Serinin çoğu Anadolu Yakası’nın en büyük yeşil alanı Validebağ korusunda bulunan Adile Sultan Kasrında çekilmiştir. Kasır, 1853 yılında Sultan Abdülaziz tarafından kız kardeşi Adile Sultan için yapılmıştır. Restorasyondan geçen kasır günümüzde ise özel davetler ve düğünler için kullanılıyor. Kasırda sadece filmlerin çekildiği oda müze olarak kullanılıyor. Diğer kısımlar ise maalesef ki ziyarete kapatılmış durumda.
Odaya ilk girdiğinizde sizi ilk karşılayan şey; sağ tarafta soba içinde kopya çekmeye çalışan Güdük Necmi ve onu yakalayan Mahmut Hoca heykelleri oluyor. Bu heykellerin yanısıra müzede 2 heykel daha var.
Bir diğer heykel ise sınıfın sol tarafında yer alan Hafize Ana heykeli. Adile Naşit’in canlandırdığı ve herkesin Hafize Anası olan bu anaç karakter şüphesiz hepimizin gönüllerinde taht kurdu. Yıllar geçmesine rağmen elinde ziliyle merdivenlerden indiği sahne kolay kolay zihinlerden silinmiyor doğrusu. Son heykel ise filmin en bilindik ve komik karakteri olan İnek Şabanın ki oluyor. Kemal Sunal’ın canlandırdığı İnek Şaban karakteri ziyaretçilerini sırasında karşılıyor.
Yine kapının sol tarafında kara tahtayı, öğretmen masasını ve sandalyeyi görüyoruz. Bunların haricinde öğrencilerin ve filmde yer alan diğer karakterlerin isimlerinin yer aldığı posterler sıraların üzerinde yer alıyor. Bazı unutulmaz karakterlerin posterlerinin olmayışıysa beni hayal kırıklığına uğrattı.( Badi Ekrem gibi) Müzede bazı eksiklikler olmasına rağmen boydan boya camlarıyla, bordo perdeleriyle, duvarlara sinmiş replikleriyle Hababam Sınıfının ruhunu iliklerinize kadar hissedebiliyorsunuz.

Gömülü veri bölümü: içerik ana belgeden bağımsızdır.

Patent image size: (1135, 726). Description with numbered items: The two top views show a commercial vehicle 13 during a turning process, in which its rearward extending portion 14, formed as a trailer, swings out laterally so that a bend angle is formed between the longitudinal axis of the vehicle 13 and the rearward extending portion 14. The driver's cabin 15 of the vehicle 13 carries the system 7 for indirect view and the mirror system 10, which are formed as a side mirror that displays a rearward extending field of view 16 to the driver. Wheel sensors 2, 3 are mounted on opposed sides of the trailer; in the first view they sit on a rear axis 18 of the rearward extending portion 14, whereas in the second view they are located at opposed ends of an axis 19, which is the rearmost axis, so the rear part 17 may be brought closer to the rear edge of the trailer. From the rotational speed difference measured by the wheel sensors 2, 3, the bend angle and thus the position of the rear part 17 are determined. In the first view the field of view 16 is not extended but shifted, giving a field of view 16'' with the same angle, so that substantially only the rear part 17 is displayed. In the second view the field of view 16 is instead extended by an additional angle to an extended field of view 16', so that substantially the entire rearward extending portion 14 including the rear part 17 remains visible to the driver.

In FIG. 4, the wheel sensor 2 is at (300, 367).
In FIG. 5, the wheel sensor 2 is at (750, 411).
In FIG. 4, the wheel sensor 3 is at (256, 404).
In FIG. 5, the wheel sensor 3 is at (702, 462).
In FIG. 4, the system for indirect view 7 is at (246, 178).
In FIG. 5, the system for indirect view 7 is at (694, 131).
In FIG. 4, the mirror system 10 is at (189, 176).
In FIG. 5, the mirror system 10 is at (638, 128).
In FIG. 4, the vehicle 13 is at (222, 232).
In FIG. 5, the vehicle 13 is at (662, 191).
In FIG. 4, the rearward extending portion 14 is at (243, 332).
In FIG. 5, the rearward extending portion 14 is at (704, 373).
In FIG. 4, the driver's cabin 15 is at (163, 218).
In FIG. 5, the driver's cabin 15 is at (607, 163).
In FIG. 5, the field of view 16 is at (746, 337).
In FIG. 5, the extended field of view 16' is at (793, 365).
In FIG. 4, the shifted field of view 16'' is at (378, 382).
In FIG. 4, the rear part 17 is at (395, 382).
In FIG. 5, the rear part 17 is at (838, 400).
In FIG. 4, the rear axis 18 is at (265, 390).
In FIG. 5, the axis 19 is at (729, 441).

Filmde kullanılan iskelet maketi ise hemen tahtanın yanında yer alıyor. Görür görmez ziyaretçilerini İnek Şaban ve Külyutmaz’ın o komik sahnesini akıllara getiriyor. Ayrıca sınıfın duvarlarında yer alan afişler ise şüphesiz filmlerle ilgili anılarınızı tazeliyor. Filmin çekimleri için gazeteye verilen ilan ise gerçekten görülmeye değer. Ayrıca bunlara ek olarak çekilen dört filmin afişleri de duvarda asılı duruyor.
Son olarak Hababam Sınıfı Müzesini ziyarete gelmeden önce beklentilerinizi yüksek tutmamanızda fayda var. Çünkü aradan geçen zamana ve tahribatlara karşın takdir edersiniz ki her şeyi birebir bulmanız biraz imkânsız. Fakat şartlar ne olursa olsun müzenin içerisine girdiğinizde duygulanıyor ve kendinizi filmden bir karaktermiş gibi hissediyorsunuz. Bundan ötürü bence müzeye gitmelisiniz ve gelmişken koruda yürüyüş yapıp, bahçesinde soluklanmayı ihmal etmemelisiniz derim.
Müze, pazartesi günleri hariç her gün 09.00- 17.00 saatleri arasında ziyarete açık. Ayrıca giriş için herhangi bir ücret ödemeye gerek yok. Sadece girişte danışmadan 2 TL’ye galoş almayı unutmayın yeter. Müzeye ulaşım ise çok rahat. Üsküdar- Eminönü iskelesinin önünden kalkan mavi minibüslere veya 6 Hat nolu İETT otobüsüne binerek buraya ulaşabilirsiniz.